I have been trying Cloudera Search 1.0, and have a question about behavior of the GoLive feature of the batch indexing.
By following the tutorial, I have confirmed that the command in the section "Batch Indexing into Online Solr Servers Using GoLive Feature" successfully pushes 2106 documents into the solr servers.
However, when I re-invoked the same command again, the document count on the solr cluster was doubled (i.e. it shows 4212 documents). Each time I invoked the command, the documents in the solr server increased by 2106.
I have looked through some query results, and noticed that, the index contains duplicated documents with the same id (uniqueKey) and different _version_. I have expected that a document in the current index is overwritten by the one with the same uniqueKey in the newly pushed index. Is it possible to achieve this behavior by using GoLive feature?
Thank you for the reply.
I now understood that the behavior I saw is expected and unavoidable because it comes from the underlying mechanism of Lucene index merging.
I will check Solr NRT API and Flume NRT Indexing to see how I could make this product fit in my use case.
I have this same problem, in a batch use case.
I keep a Solr index that is built on data that comes, say, once per day.
However, some of the data may come and update existing data in the cluster, so updates (upserts) are necessary.
Doing a full reload of data (re-generation of the index) is not feasible, since each time the data to be indexed needs to be downloaded from an external system.

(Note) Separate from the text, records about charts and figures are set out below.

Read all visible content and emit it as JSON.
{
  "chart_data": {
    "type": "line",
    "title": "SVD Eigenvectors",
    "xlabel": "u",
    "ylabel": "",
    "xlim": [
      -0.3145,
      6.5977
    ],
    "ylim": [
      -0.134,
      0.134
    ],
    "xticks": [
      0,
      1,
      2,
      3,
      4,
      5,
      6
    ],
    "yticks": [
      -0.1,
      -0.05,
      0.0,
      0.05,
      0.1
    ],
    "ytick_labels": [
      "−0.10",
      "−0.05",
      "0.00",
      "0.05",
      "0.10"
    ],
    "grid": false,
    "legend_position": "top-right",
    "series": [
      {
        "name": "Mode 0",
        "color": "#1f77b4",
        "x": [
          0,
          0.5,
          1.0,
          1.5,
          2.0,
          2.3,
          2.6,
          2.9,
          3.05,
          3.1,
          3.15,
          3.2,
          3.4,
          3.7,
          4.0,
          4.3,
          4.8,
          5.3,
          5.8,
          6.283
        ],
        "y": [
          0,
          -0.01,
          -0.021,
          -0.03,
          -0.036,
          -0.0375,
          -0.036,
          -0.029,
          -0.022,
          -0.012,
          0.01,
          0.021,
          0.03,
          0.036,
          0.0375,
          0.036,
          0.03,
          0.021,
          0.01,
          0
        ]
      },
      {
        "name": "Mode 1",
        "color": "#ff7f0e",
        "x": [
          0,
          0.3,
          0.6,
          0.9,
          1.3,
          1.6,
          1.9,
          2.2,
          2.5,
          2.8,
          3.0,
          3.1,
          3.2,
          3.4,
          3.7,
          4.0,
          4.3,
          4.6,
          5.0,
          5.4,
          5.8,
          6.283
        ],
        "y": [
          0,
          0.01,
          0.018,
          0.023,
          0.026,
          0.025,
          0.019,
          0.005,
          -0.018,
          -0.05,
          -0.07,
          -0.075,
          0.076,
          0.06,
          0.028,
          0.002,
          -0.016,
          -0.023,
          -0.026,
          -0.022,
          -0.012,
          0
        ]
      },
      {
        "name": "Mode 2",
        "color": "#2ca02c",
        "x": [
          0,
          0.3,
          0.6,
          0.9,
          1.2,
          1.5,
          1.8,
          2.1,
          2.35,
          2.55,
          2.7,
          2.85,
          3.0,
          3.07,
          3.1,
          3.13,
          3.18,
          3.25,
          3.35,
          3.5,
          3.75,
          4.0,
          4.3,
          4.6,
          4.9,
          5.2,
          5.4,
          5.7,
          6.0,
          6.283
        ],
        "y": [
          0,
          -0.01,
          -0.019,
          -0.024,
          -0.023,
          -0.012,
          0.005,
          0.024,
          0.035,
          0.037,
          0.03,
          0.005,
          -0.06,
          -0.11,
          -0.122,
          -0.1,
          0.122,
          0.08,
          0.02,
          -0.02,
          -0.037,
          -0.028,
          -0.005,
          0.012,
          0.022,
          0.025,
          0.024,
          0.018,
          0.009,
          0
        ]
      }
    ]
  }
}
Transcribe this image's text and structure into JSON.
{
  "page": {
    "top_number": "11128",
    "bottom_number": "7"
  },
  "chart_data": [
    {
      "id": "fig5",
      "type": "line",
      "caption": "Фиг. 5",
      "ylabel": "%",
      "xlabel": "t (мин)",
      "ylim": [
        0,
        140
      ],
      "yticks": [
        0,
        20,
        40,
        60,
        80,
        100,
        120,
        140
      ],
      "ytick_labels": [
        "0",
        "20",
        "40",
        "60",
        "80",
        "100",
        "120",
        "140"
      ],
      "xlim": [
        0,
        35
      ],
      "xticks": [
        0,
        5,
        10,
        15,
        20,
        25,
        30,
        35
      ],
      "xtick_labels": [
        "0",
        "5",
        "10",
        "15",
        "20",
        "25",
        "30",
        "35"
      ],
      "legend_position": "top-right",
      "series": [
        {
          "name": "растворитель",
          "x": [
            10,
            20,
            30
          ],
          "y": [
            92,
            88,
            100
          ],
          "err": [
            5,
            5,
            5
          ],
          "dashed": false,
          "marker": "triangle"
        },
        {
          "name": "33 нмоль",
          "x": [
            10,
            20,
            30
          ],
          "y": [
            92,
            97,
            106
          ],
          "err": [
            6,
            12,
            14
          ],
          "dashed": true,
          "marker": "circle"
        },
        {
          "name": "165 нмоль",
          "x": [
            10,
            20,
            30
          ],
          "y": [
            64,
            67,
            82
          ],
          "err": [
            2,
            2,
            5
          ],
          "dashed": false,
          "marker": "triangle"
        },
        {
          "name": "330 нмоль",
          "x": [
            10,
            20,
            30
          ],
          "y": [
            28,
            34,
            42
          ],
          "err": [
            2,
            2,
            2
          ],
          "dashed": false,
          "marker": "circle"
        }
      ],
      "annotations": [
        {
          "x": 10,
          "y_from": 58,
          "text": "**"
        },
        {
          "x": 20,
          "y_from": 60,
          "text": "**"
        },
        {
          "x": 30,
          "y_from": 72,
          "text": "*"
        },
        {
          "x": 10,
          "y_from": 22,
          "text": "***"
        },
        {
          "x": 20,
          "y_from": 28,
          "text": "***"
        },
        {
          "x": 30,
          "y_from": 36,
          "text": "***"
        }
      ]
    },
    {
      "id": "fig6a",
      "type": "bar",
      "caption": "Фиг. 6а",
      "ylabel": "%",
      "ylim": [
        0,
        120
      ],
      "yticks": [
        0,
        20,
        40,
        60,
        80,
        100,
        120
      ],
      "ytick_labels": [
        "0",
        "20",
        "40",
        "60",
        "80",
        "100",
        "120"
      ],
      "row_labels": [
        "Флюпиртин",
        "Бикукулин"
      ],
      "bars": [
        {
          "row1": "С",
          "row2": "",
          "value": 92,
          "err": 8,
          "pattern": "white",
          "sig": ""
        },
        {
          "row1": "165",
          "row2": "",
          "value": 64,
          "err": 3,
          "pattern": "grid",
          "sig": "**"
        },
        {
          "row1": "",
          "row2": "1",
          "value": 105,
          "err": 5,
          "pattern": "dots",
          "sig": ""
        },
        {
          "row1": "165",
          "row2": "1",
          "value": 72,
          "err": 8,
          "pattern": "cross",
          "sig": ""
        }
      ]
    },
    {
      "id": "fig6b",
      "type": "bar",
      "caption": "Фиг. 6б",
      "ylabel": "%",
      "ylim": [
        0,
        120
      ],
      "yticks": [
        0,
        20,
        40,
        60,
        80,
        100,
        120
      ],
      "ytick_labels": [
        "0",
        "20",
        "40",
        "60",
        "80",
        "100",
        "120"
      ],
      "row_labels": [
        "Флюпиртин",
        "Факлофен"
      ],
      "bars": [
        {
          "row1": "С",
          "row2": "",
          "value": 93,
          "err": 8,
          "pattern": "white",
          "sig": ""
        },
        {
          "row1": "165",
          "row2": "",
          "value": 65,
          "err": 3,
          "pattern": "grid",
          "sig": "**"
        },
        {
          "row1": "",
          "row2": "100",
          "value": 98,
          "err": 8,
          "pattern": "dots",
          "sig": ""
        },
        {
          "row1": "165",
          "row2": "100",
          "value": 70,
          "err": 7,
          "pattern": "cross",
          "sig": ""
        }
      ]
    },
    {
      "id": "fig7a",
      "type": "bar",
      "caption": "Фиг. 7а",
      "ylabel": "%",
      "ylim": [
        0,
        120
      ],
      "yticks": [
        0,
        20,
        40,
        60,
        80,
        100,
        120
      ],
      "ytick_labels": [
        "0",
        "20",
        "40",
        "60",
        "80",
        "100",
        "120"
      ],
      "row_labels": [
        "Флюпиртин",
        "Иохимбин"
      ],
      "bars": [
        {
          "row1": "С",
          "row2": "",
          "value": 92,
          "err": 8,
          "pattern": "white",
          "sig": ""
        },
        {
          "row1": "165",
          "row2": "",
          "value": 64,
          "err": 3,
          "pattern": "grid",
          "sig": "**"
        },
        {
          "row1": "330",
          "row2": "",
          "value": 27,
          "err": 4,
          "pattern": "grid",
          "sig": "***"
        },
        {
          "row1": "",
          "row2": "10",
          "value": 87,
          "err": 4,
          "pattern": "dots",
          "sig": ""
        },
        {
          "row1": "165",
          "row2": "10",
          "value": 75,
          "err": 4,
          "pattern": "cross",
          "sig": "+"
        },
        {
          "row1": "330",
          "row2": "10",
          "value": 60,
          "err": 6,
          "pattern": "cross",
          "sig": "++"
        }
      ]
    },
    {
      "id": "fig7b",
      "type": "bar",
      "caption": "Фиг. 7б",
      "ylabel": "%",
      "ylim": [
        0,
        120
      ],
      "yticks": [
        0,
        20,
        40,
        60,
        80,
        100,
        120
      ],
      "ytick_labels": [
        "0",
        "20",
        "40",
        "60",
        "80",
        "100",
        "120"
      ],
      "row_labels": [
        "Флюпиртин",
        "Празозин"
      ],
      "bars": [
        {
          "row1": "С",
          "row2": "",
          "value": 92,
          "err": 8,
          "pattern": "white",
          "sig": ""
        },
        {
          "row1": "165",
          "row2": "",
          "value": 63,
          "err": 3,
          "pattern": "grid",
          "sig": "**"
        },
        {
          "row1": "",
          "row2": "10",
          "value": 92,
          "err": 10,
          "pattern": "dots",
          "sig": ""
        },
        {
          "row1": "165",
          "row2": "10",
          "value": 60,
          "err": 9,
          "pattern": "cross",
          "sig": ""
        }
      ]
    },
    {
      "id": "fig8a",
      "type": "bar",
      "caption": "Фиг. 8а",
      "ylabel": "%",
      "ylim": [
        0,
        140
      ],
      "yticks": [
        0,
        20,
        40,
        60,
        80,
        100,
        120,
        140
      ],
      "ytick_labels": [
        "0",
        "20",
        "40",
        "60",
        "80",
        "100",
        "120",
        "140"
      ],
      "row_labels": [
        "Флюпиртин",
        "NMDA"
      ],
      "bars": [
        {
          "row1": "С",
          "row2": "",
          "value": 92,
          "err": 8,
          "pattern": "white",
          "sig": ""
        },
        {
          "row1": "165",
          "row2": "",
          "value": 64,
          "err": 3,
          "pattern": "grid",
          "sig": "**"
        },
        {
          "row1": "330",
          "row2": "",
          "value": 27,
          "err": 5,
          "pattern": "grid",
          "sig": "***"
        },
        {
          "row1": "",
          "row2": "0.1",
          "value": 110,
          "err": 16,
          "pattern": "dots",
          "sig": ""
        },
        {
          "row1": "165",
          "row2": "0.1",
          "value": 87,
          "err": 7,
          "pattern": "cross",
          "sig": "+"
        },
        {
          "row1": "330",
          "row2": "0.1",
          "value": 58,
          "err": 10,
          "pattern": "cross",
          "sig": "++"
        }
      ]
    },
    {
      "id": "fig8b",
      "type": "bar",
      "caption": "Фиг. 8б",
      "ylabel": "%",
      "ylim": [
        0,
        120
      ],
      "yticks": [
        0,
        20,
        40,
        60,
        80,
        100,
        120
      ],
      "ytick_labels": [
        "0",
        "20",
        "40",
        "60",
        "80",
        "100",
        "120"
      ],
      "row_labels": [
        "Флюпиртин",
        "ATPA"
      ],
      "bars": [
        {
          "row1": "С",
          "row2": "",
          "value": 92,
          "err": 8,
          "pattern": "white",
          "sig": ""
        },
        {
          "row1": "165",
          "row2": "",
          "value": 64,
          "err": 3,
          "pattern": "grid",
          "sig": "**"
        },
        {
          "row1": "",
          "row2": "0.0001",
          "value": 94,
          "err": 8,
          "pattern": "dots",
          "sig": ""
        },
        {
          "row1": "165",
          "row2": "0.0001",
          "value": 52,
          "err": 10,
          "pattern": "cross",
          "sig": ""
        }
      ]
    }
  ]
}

We tested the application locally and upserts were running fine - however when running it in cluster with MapReduceIndexerTool(MRIT), it just inserted duplicates on unique field.
I understand this thread is quite old.
Is there any new addition that makes this a possibility?
It was suggested to use Solr NRT API. We don't have NRT necessities, though, so I guess this does not apply.
Is there an easy way to make this possible - and a resource to explain how to do it, and steps necessary?
Would a solution be to merge Solr indexes with the produced indexes by MRIT "by hand"? Something like this... but would it help with UPSERTing, or would it just keep the duplicates? Do we need to do anything special to remove duplicates, and to keep fresher version from a certain index?
Thanks a lot.